Church Of Turing

26/03/2025

The Problem Is...

Picture this. It's 4pm on a Friday and you're stuck in a Teams meeting you're barely paying attention to. As you're about to phase out of consciousness your coworker drops the coldest line you've ever heard:

"See, the problem is..."

You feel butterflies in your stomach at the prospect of the problem finally being identified. You want to cry, laugh, hug a family member, high five a stranger - something to release this overwhelming surge of emotions.

You need a distraction, so you go to old.reddit.com/r/programming and mindlessly click the first post you see. The top comment is from a distinguished scholar you recognise, one u/shartboi420. His comment starts with "I think the problem is...". A cold sweat emerges as you begin to notice a pattern. Two problems identified in one day. Is this even possible?


What sparked this post was seeing some variation of the phrase "the problem is..." five times in a single work day. When I thought the worst was over me Reddit delivered the coup de grĂ¢ce. Now I was determined to find out how many problems have been identified on /r/programming and who exactly is the best problem identifier.

First I would need access to the dataset of all comments on /r/programming. At a glance Pushshift seemed like the right choice, except they require that you're a moderator and unfortuntely life hasn't been so kind to me yet.

After some digging around I came across this very helpful post by u/Watchful1. It's a torrent with a dump file for the submissions and comments of the top 40 thousand most popular subreddits, exactly what I needed. It seems to be a fairly complete dataset from the start of Reddit until the end of 2024. They even generously included a script that after some slight modification did exactly what I needed.

After downloading the comments for /r/programming and slightly modifying the script to search for occurences of "the problem is", I was finally ready.

I started the script and 81 seconds later had produced my life's work. the_problem.csv. It's a CSV containing every problem identified on /r/programming, around 36,267 in total. The overall number of comments scanned was 8,056,545, meaning that comments containing "the problem is" make up approximately 0.45% of all /r/programming comments. I'm not sure if this is higher or lower than I expected, but it still feels like too many.

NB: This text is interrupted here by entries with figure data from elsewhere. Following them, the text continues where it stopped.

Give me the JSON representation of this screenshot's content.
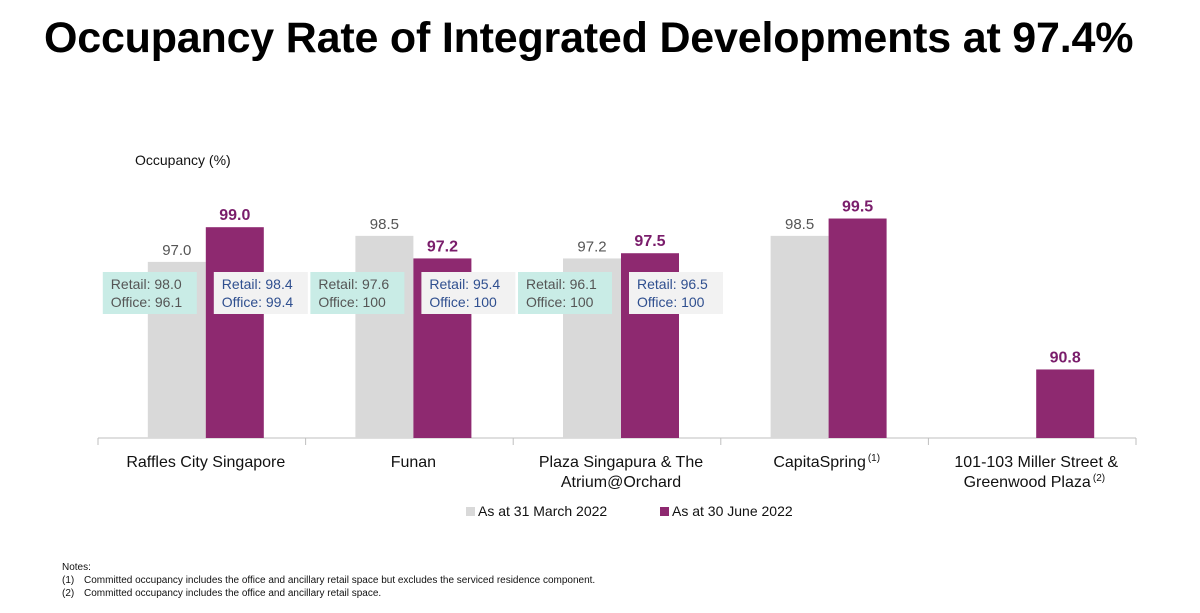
{
  "title": "Occupancy Rate of Integrated Developments at 97.4%",
  "colors": {
    "march": "#d9d9d9",
    "june": "#8e2970",
    "june_label": "#7a1d6b",
    "box_march_bg": "#c9ece6",
    "box_june_bg": "#f2f2f2",
    "box_june_text": "#2f4f8f"
  },
  "chart_data": {
    "type": "bar",
    "ylabel": "Occupancy (%)",
    "categories": [
      {
        "lines": [
          "Raffles City Singapore"
        ],
        "sup": ""
      },
      {
        "lines": [
          "Funan"
        ],
        "sup": ""
      },
      {
        "lines": [
          "Plaza Singapura & The",
          "Atrium@Orchard"
        ],
        "sup": ""
      },
      {
        "lines": [
          "CapitaSpring"
        ],
        "sup": "(1)"
      },
      {
        "lines": [
          "101-103 Miller Street &",
          "Greenwood Plaza"
        ],
        "sup": "(2)"
      }
    ],
    "series": [
      {
        "name": "As at 31 March 2022",
        "values": [
          97.0,
          98.5,
          97.2,
          98.5,
          null
        ],
        "labels": [
          "97.0",
          "98.5",
          "97.2",
          "98.5",
          ""
        ]
      },
      {
        "name": "As at 30 June 2022",
        "values": [
          99.0,
          97.2,
          97.5,
          99.5,
          90.8
        ],
        "labels": [
          "99.0",
          "97.2",
          "97.5",
          "99.5",
          "90.8"
        ]
      }
    ],
    "breakdowns": [
      {
        "category": 0,
        "series": 0,
        "lines": [
          "Retail: 98.0",
          "Office: 96.1"
        ]
      },
      {
        "category": 0,
        "series": 1,
        "lines": [
          "Retail: 98.4",
          "Office: 99.4"
        ]
      },
      {
        "category": 1,
        "series": 0,
        "lines": [
          "Retail: 97.6",
          "Office: 100"
        ]
      },
      {
        "category": 1,
        "series": 1,
        "lines": [
          "Retail: 95.4",
          "Office: 100"
        ]
      },
      {
        "category": 2,
        "series": 0,
        "lines": [
          "Retail: 96.1",
          "Office: 100"
        ]
      },
      {
        "category": 2,
        "series": 1,
        "lines": [
          "Retail: 96.5",
          "Office: 100"
        ]
      }
    ],
    "legend_position": "bottom-center",
    "grid": false
  },
  "notes": {
    "heading": "Notes:",
    "items": [
      {
        "num": "(1)",
        "text": "Committed occupancy includes the office and ancillary retail space but excludes the serviced residence component."
      },
      {
        "num": "(2)",
        "text": "Committed occupancy includes the office and ancillary retail space."
      }
    ]
  }
}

So now I know how many problems have been identified, but now I want to know who's identifying them. So lets get the top 10 problem identifiers (including u/[deleted]). Fortunately this was trivial using Python.

import csv
from collections import Counter

counts = Counter()

with open("the_problem.csv", "r", encoding="utf-8") as f:
  reader = csv.reader(f)
  for row in reader:
    counts[row[2]] += 1

# The top is always u/[deleted].
# So we get the top 11 instead.
top_11 = counts.most_common(11)

for value, count in top_11:
  print(f"{value}: {count}")

Drumroll please...

  1. u/grauenwolf: 298

  2. u/lookmeat: 204

  3. u/dnew: 184

  4. u/G_Morgan: 175

  5. u/yogthos: 175

  6. u/matthieum: 136

  7. u/pron98: 130

  8. u/killerstorm: 107

  9. u/mirhagk: 107

  10. u/MarshallBanana: 103

Congratulations to u/grauenwolf, you're the winner of the coveted title of Chief Problem Identifier! The problem is I have nothing to give you. Also well done to our runner ups, keep at it and we'll be out of problems in no time.